Dulu Jadi Pusat Konflik, Irak Kini Coba Jalani Peran Mediator
Jika sebelumnya kerap dijadikan ”arena permainan” pihak-pihak asing, Irak diyakini memiliki peran potensial sebagai kekuatan mediator di kawasan Timur Tengah.
Oleh
MH SAMSUL HADI
·3 menit baca
Setelah dilanda konflik beberapa dekade dan bergelut dengan infiltrasi pengaruh asing plus krisis keuangan akhir-akhir ini, Irak mulai mencoba peran baru: mediator di kawasan.
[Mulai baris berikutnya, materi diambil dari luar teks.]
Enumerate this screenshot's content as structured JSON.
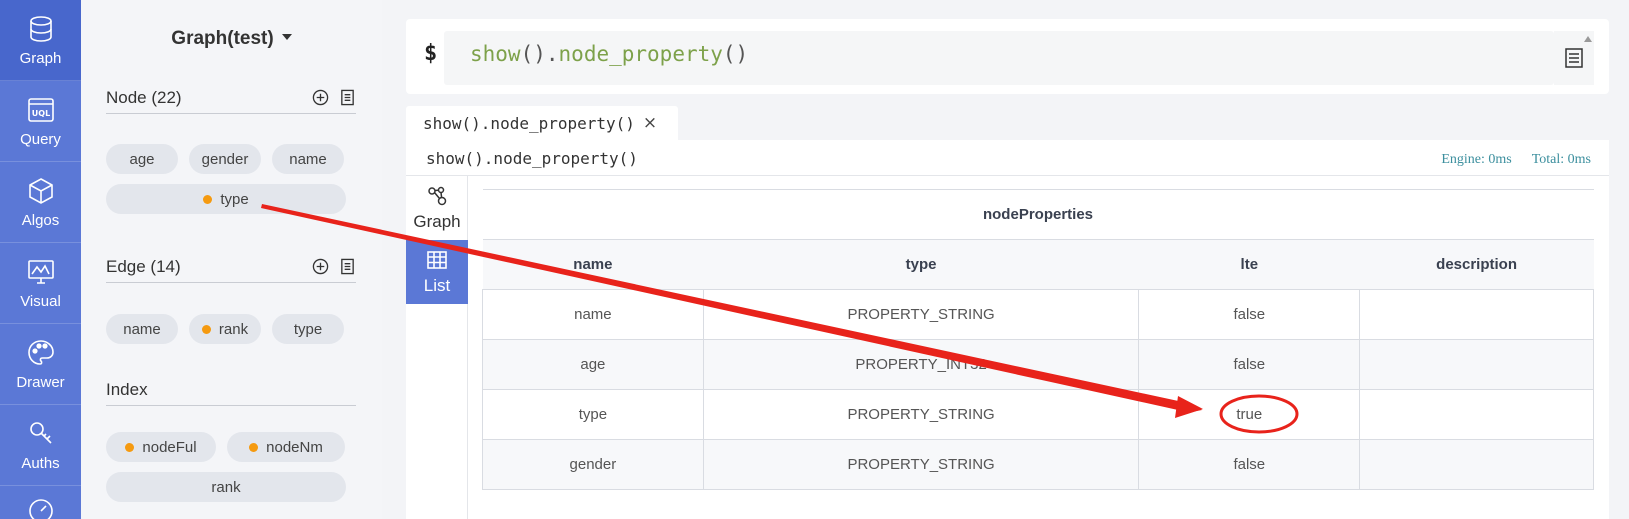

Pada akhir pekan ini, Sabtu (28/8/2021), Baghdad akan menggelar hajatan penting, yakni pertemuan di antara negara-negara yang selama ini berseteru di kawasan Timur Tengah, terutama Arab Saudi dan Iran.
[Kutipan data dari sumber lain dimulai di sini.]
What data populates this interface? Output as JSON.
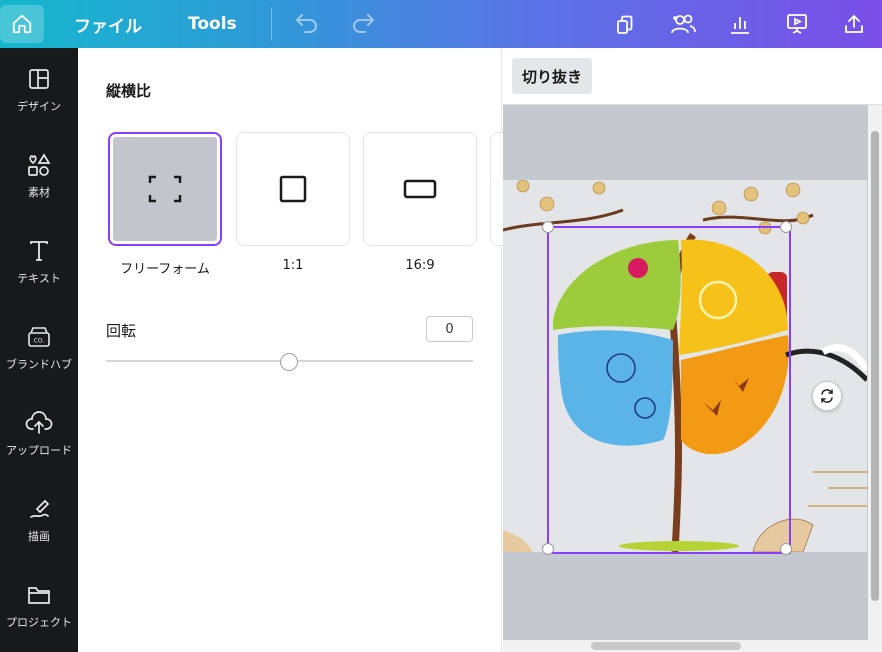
{
  "topbar": {
    "menu_file": "ファイル",
    "menu_tools": "Tools",
    "icons": [
      "home-icon",
      "undo-icon",
      "redo-icon",
      "resize-icon",
      "share-people-icon",
      "insights-icon",
      "present-icon",
      "upload-share-icon"
    ]
  },
  "sidebar": {
    "items": [
      {
        "label": "デザイン",
        "icon": "layout-icon"
      },
      {
        "label": "素材",
        "icon": "elements-icon"
      },
      {
        "label": "テキスト",
        "icon": "text-icon"
      },
      {
        "label": "ブランドハブ",
        "icon": "brand-hub-icon"
      },
      {
        "label": "アップロード",
        "icon": "upload-icon"
      },
      {
        "label": "描画",
        "icon": "draw-icon"
      },
      {
        "label": "プロジェクト",
        "icon": "folder-icon"
      }
    ]
  },
  "panel": {
    "aspect_title": "縦横比",
    "ratios": [
      {
        "label": "フリーフォーム",
        "selected": true
      },
      {
        "label": "1:1",
        "selected": false
      },
      {
        "label": "16:9",
        "selected": false
      }
    ],
    "rotate_label": "回転",
    "rotate_value": "0",
    "rotate_slider_fraction": 0.5
  },
  "canvas": {
    "crop_button": "切り抜き"
  },
  "colors": {
    "accent": "#8b3dff",
    "sidebar_bg": "#18191b",
    "canvas_bg": "#c4c8cf"
  }
}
Sumber-sumber yang dekat dengan Perdana Menteri Irak Mustafa al-Kadhimi menyebutkan, pertemuan pada Sabtu lusa diharapkan memberi Irak peran baru sebagai pemersatu atas krisis yang selama ini mengguncang Timur Tengah.
Kantor berita AFP, Senin (23/8/2021), melaporkan, Presiden Mesir Abdel Fattah el-Sisi dan Raja Jordania Abdullah II menyatakan akan hadir. Begitu pula Presiden Perancis Emmanuel Macron, satu-satunya pemimpin dari luar kawasan. Perancis terlibat sebagai salah satu penyelenggara pertemuan bersama Irak.
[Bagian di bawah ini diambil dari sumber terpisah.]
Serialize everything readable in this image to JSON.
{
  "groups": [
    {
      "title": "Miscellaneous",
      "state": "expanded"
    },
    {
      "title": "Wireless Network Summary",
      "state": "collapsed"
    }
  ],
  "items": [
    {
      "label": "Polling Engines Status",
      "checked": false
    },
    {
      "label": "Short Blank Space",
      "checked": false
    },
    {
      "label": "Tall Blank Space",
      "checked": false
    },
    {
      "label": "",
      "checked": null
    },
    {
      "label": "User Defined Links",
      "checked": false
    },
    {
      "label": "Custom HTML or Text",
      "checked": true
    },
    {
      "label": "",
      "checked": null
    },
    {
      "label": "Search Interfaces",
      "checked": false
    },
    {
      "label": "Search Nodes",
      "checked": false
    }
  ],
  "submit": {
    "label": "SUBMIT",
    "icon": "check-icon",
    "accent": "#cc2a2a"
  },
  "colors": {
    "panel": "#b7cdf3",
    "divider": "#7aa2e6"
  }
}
Sumber di kepresidenan Perancis menyebutkan, Kadhimi dan Macron ingin meredakan ketegangan kawasan dengan membangun dialog, termasuk kerja sama dalam keamanan. ”Targetnya adalah menginisiasi sesuatu di (Irak) sini dan melanjutkannya setelah konferensi ini,” kata sumber di Paris.
Baghdad berharap Presiden baru Iran Ebrahim Raisi juga bisa hadir. Begitu pula diharapkan para menteri dari negara-negara Arab Teluk, termasuk Arab Saudi dan Uni Emirat Arab, bergabung dalam konferensi itu.
”Bahkan jika kami mampu menghadirkan para menteri luar negeri pun dalam satu meja, (pertemuan) ini bakal menjadi terobosan untuk mengakhiri ketegangan Iran dan negara-negara Arab Teluk,” sebut seorang pejabat yang dekat dengan PM Kadhimi.
Perseteruan Arab Saudi dan Iran mewarnai ketegangan di kawasan dalam beberapa dekade terakhir. Dua negara itu mendukung pihak-pihak yang bertempur di Yaman, serta memutuskan hubungan diplomatik sejak 2016.
Ketegangan Riyadh-Teheran meningkat setelah insiden serangan atas pabrik pengolahan minyak di Arab Saudi pada 2019. Arab Saudi menuduh Iran sebagai otak serangan itu, tetapi Iran membantah tuduhan tersebut. April lalu, Saudi-Iran memulai perundingan langsung, dimediasi Irak.
Renad Mansour dari lembaga Chatham House menyebut pertemuan pada akhir pekan ini dimaksudkan untuk mentransformasi Irak dari ”negara para nabi menjadi negeri yang memimpin pelaksanaan negosiasi-negosiasi”.
PM Kadhimi mulai memimpin Irak, Mei 2020, setelah negara itu diguncang gelombang unjuk rasa selama berbulan-bulan menentang kelompok penguasa yang dituduh korup, tidak kompeten, dan subordinat dari Iran. Sebelum menjadi PM, Kadhimi menjabat Kepala Badan Intelijen Nasional Irak selama hampir empat tahun. Ia menjalin hubungan dekat dengan Teheran, Washington, dan Riyadh.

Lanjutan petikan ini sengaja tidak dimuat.